LLM consumption is completely changing the status quo, and putting a huge demand on egress controls for a variety of reasons.
LLMs are extremely expensive, so the desire to monitor and control costs is important. Additionally, the reliability of the services is "unreliable" at best -- you probably want to make sure your AI model didn't decide it was a good idea to leak credit card numbers, or to insult a customer.
Traditional HTTP-based approaches fall short here, as they operate on requests. LLMs operate on tokens, meaning your infrastructure ought to as well so that you can effectively track costs and control traffic. Additionally, requirements such as modifying or blocking inappropriate content (often called "guardrails") require awareness of LLM protocols.
Observability
While observability is pretty important for traditional infrastructure, its even more important with AI due to their non-deterministic behavior and cost.
While very few would be comfortable with the costs to trace 100% of requests -- and if they did, would certainly not include the HTTP body -- this is practically a requirement to deploy AI infrastructure.
When a single request can cost almost $1, the cost to store 1 trace span is well worth the visibility.

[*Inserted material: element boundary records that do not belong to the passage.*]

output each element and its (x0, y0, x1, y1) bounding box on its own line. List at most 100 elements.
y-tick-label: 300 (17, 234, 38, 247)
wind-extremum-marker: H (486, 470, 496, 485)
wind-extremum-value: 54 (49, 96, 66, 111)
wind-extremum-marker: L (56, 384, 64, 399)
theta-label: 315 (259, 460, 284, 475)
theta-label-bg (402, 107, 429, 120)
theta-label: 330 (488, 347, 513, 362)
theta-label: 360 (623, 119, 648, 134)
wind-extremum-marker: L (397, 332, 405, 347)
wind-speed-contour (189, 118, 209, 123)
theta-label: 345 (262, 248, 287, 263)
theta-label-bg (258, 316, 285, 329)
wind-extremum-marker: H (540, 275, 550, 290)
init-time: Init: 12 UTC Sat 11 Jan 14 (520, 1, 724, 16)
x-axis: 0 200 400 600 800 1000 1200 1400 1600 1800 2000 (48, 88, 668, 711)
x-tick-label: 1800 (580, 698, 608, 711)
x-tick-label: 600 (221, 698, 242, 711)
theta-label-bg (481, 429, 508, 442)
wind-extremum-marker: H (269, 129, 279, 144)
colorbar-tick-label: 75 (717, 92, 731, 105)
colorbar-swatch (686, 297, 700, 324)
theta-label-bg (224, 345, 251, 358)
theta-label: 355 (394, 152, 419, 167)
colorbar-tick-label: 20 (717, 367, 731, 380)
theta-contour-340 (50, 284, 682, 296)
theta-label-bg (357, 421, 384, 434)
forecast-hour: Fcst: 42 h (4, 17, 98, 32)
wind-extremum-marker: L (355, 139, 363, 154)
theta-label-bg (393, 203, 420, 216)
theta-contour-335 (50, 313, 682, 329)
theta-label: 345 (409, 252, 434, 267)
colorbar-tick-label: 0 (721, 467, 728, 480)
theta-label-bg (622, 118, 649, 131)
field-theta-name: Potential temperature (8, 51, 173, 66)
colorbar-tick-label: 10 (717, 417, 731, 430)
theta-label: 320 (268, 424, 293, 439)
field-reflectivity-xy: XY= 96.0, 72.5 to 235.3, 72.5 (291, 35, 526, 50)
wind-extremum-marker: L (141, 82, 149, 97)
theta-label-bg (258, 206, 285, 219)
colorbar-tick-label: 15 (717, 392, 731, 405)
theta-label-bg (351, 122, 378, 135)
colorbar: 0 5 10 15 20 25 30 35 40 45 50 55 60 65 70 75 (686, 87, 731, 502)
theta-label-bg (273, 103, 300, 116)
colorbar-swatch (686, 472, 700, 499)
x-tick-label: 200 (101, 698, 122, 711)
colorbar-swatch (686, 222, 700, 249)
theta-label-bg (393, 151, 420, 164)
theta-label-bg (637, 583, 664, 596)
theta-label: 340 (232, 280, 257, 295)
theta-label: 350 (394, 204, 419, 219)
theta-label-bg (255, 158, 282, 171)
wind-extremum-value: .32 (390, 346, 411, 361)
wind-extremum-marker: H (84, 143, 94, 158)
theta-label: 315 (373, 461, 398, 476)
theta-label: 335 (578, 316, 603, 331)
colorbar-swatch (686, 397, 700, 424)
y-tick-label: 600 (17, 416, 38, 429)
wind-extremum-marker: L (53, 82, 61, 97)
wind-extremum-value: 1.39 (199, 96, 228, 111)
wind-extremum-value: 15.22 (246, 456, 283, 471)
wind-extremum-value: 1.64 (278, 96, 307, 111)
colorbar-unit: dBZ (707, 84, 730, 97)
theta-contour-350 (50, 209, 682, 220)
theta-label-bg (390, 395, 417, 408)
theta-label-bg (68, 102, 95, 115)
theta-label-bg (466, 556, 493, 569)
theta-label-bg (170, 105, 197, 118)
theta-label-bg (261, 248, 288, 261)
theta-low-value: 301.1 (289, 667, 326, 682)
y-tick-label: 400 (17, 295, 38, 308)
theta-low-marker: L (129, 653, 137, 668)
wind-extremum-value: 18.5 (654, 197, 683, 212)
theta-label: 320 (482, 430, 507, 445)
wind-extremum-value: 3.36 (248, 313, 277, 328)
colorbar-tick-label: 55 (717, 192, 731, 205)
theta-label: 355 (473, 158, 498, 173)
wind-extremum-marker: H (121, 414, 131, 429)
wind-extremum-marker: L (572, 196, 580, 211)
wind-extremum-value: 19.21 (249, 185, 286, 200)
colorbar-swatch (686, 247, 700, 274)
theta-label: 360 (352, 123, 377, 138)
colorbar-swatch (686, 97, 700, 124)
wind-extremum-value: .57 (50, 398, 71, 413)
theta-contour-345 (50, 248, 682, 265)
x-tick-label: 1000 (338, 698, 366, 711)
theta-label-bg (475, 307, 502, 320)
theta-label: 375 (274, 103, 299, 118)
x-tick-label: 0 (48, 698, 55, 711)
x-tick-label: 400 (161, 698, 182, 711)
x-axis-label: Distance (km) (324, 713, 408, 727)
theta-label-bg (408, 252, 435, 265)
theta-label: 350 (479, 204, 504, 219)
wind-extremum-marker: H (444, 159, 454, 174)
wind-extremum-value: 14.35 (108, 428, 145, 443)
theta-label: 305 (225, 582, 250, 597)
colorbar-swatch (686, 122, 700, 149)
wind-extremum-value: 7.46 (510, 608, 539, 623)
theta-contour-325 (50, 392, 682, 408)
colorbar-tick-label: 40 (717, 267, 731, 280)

As AI "agents" gain more autonomy and operate more and more dynamically, understanding the flow of requests is even more critical. You really want to know why your customer-service-agent
decided to call the bank-account
service!
AI protocols
Traditional networking infrastructure is generally operating on HTTP, and generally not even HTTP bodies but just headers and paths. For whatever reason, basically all AI protocols are built around JSON-RPC and SSE streams which traditional proxies like Envoy are not able to effectively handle.
However, the demands to control this traffic is as high as ever. For example, when an LLM is autonomously calling an MCP tool call, we really want to make sure we are doing fine-grained authorization. Native support for these protocols, therefor, becomes a table-stakes requirement for networking infrastructure.
Inference hosting
Typical gateways utilize load balancing algorithms that are optimized around quickly selecting a backend in a manner that is "good enough". When hosting your own LLMs, this is often a poor choice.
Given the astronomical cost, and limited supply, of GPUs, optimal utilization is critical. The load balancer spending 10ms to pick the optimal backend is well worth the latency if GPU utilization is increased by 10%, for example.
Projects like the Gateway API Inference Extension handle this by offering a customized inference-aware load balancer that is purpose built for inference hosting.
The state of infrastructure
From the above, hopefully you will agree there is a huge value possible from leaning on your networking infrastructure for AI workloads... the problem is, how do you do it?
Currently, the ecosystem is pretty immature here.
While "AI Gateways" or "LLM Gateways" have exploded in 2025, the majority of them are not very serious enterprise-compatible offerings. Additionally, they are only solving one targeted problem; equally important to functionality is integrations. You probably don't want to run a different gateway for HTTP, LLM, inference, and MCP. If you do, they really ought to work together and integrate with your other infrastructure (service mesh, IDP, telemetry backends, etc) which is unlikely.
I believe the key to success in this space will be a cohesive offering bundling these use cases together.